The Assassin
       
                   

Director: Kwak Jeong-deok
Year: 2023
Rating: 7.0

Country: Korea

Aka - The Night of the Assassin

This satisfying Korean period sword fighting film has shades of Shane but with a much higher body count. I just learned (by reading another review) that these types of films are called Muhyeop in Korea, not to be confused with wuxia in China. Just don't ask me how to pronounce it. But don't be expecting a high flying elegant action film with intricate choreography. It is closer to a Jimmy Wang-yu style of mass killing. Or perhaps Chanbara in which the fights never go on for long. Swing the sword  - make your moves - and people die. Initially after the first burst of deaths, it appears to be turning into a low-level quaint fish out of water comedy of amusing country folk and corrupt officials - but don't get used to it. On the proverbial dime, it turns into a brutal series of killings and the light comedy is only a memory. Which I am grateful for. I don't come to a film titled Assassin or also known as Night of the Assassin for laughs. I ended up getting what I needed. Sure, the action could have been a bit more suspenseful and well-shot, but I didn't feel cheated. This isn't Chor Yuen. Hong Kong film fans have been spoiled,



Lee Nan (Shin Hyeon-jun - best known I think for the Marrying the Mafia film series) is - we are told in a beginning narration - the most feared assassin in the Joseon period. No one escapes his blade. They might beg or try to bribe him but once money has exchanged hands between him and the employer, there is no mercy shown. It's bad for business if you do. After his most recent target is taken care of - as well as his bodyguards - he nearly collapses. A bad heart. The doctor tells him it won't take much to die - stay away from fighting and sex. Easy for me perhaps, but he goes home and begins to ravish a lovely woman (Lee Jung-min) but then she tries to kill him. A price is on his head. But he instead pokes her eye out giving her an Elle Driver look.
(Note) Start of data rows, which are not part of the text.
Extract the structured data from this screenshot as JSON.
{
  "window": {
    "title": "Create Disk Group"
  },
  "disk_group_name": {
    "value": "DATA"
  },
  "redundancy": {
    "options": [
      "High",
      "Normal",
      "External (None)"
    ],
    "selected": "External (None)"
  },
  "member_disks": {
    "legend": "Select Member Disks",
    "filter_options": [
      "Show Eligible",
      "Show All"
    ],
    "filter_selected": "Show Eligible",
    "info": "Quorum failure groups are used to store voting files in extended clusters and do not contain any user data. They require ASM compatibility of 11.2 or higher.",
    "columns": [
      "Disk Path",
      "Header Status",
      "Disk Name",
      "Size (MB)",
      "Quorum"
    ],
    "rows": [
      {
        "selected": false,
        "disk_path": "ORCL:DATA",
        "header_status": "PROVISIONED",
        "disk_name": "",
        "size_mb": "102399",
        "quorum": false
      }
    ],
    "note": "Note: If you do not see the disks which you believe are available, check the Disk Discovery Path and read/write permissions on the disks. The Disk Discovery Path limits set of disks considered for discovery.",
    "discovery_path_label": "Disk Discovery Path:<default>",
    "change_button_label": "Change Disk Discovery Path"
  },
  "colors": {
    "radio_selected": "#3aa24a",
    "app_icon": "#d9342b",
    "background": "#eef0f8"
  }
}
With everyone knowing his identity, he travels far up north to a small rural hick town where he hopes to blend in. Of course, assassins never blend in. He helps a woman about to get hit by a man and then allows himself to be beaten instead. She (Kim Min-kyeong) takes pity on this loser who is as closed-mouthed about his past as a mute clam - and gives him a job at her small restaurant. Hey, look she tells her young son, he can carry soup bowls without spilling any. The boy tells him that someday he wants to be an assassin and kill bad guys. It's not only bad guys they kill, he responds. This slow peaceful life comes to an abrupt end when two bandits come for a meal and the boy identifies one of them as the man who killed his father. And tries to stab him. 



The two men decide to cut off the boy's arm and Lee Nan intervenes and they find out that not spilling soup is not his only skill. From this point on it is balls to the walls killing - a corrupt official (Lee Mun-shik - one of my favorite comic Korean actors - but nothing funny here) in cahoots with the mountain bandits comes after him. And our one-eyed girl shows up to finish the job. Someone is paying her too. Like Shane had to pull out his gun again, Lee has to pick up his sword that he had hidden. Time to go to work.  I don't know if the film did well enough at the box office to have a sequel but this seemed to set one up. I would welcome it.